SCOTTSDALE, Ariz., - - We love the Mini Cooper. And we tell you that up front so that you can put everything we say about the all- new 2007 Mini Cooper in proper perspective.
Although it looks almost the same as the model it replaced, the Mini Cooper is bigger, not by much, and it's better by a bunch. That's saying something since the old Mini was about as perfect as a really small car could be.
On the 2007 Mini Cooper, all the sheet metal has changed and the engine is all new, too. That engine is the key to the Mini's success. On paper, it doesn't seem to pack much punch: 118 horsepower for the normally aspirated four cylinder and 172 horsepower for the turbocharged version. That's up from 115 horsepower and 168 horsepower for the old model respectively.
But at 2,546 lbs for the Mini Cooper and the 2,668 lbs. for the turbocharged Mini Cooper S it doesn't take much power to move it with pizzazz. Those mighty- mite power plants are mated to either a six speed manual transmission or six speed automatic gearbox.
We had the Mini Cooper S with a six- speed automatic transmission. We found the car extraordinarily fun to drive. Acceleration was bullet like, cornering seemingly could be done at right angle, and when it came to handling we could almost think the Mini where we wanted it to go.
The interesting thing about the Mini is that although it is a very small car, you get a feeling of expanse when sitting inside. The greenhouse glass provided clear sight lines all around. Add a panoramic moon roof, like we had, and we just didn't get that cramped feeling of many small cars.
The ride was really cool, too. The Mini's wheels are, much like a Go- Kart, at the corners. With its low center of gravity the two- door coupe literally hugged the ground. For a car with a relatively flat top and a pretty vertical windshield, there wasn't that much road noise either.
Our driving partner noted that on a flat stretch of road, our mini was cruising at more than 70 mph, yet the readout said we were getting 40 mpg. Now, that ain't bad in these times of volatile gasoline prices.
About the only drawback of the Mini is that although it had four seats, the back two are to keep insurance rates low. Only small children, very small children, could be comfortable in them.
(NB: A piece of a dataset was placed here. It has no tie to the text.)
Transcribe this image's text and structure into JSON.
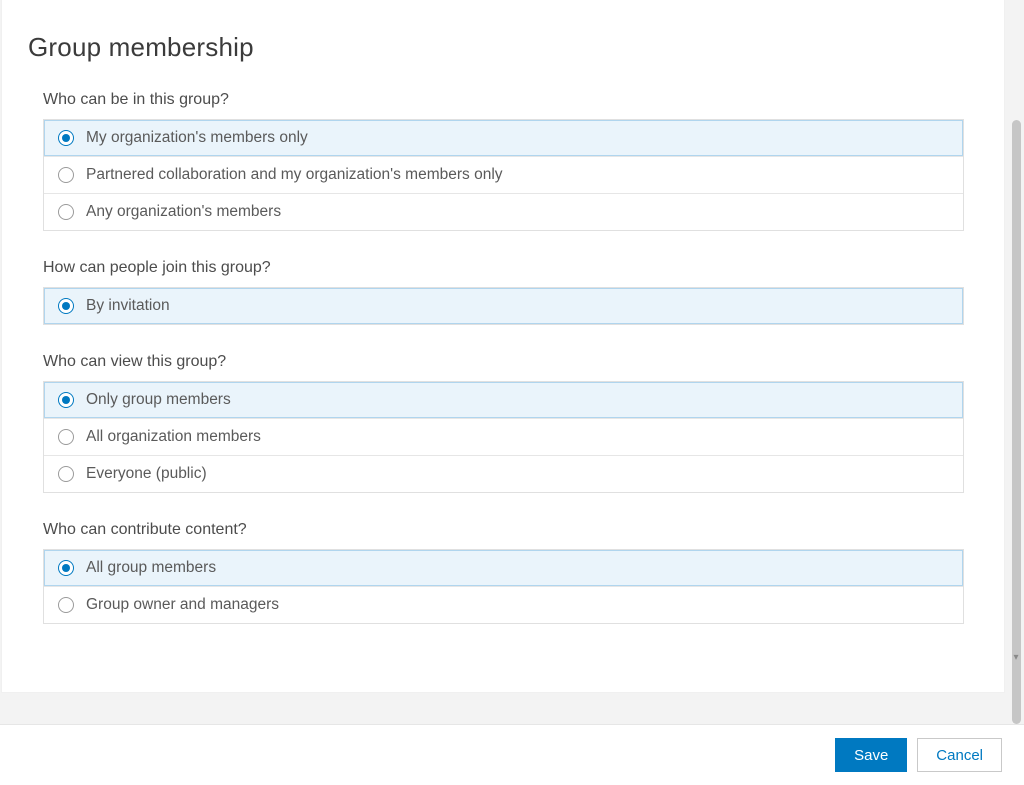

Our other quibble can be solved with familiarity. The Mini's center stack is loaded beginning with an oversized speedometer. Then there was the info read out center, the CD player, controls for the lights, the climate, the windows, heated seats, the door locks, and the phone and on it went. Our test vehicle didn't have a navigation system but controls for it would be there, too. It all was neatly, with some space that provided breathing room, but it was a lot. However, an owner would get used to what's where from everyday driving.
And that's just the beginning. The Mini has something like 40 options not including its 14 paint colors and eight different upholsteries. It might have been hyperbole but an executive here said that the Mini has 150 trillion different combinations. One goodie is a lifetime subscription when you get a Mini equipped with satellite radio.
There are four models: the Mini Cooper, the Mini Cooper Convertible, the Mini Cooper S and the Mini Cooper S Convertible round out the lineup. Prices start at $18,700 for the Mini Cooper and $21,850 for the Mini Cooper S.
We feel the same about the new Mini Cooper as we did about the old one. It has still got a reserved slot in our imaginary garage.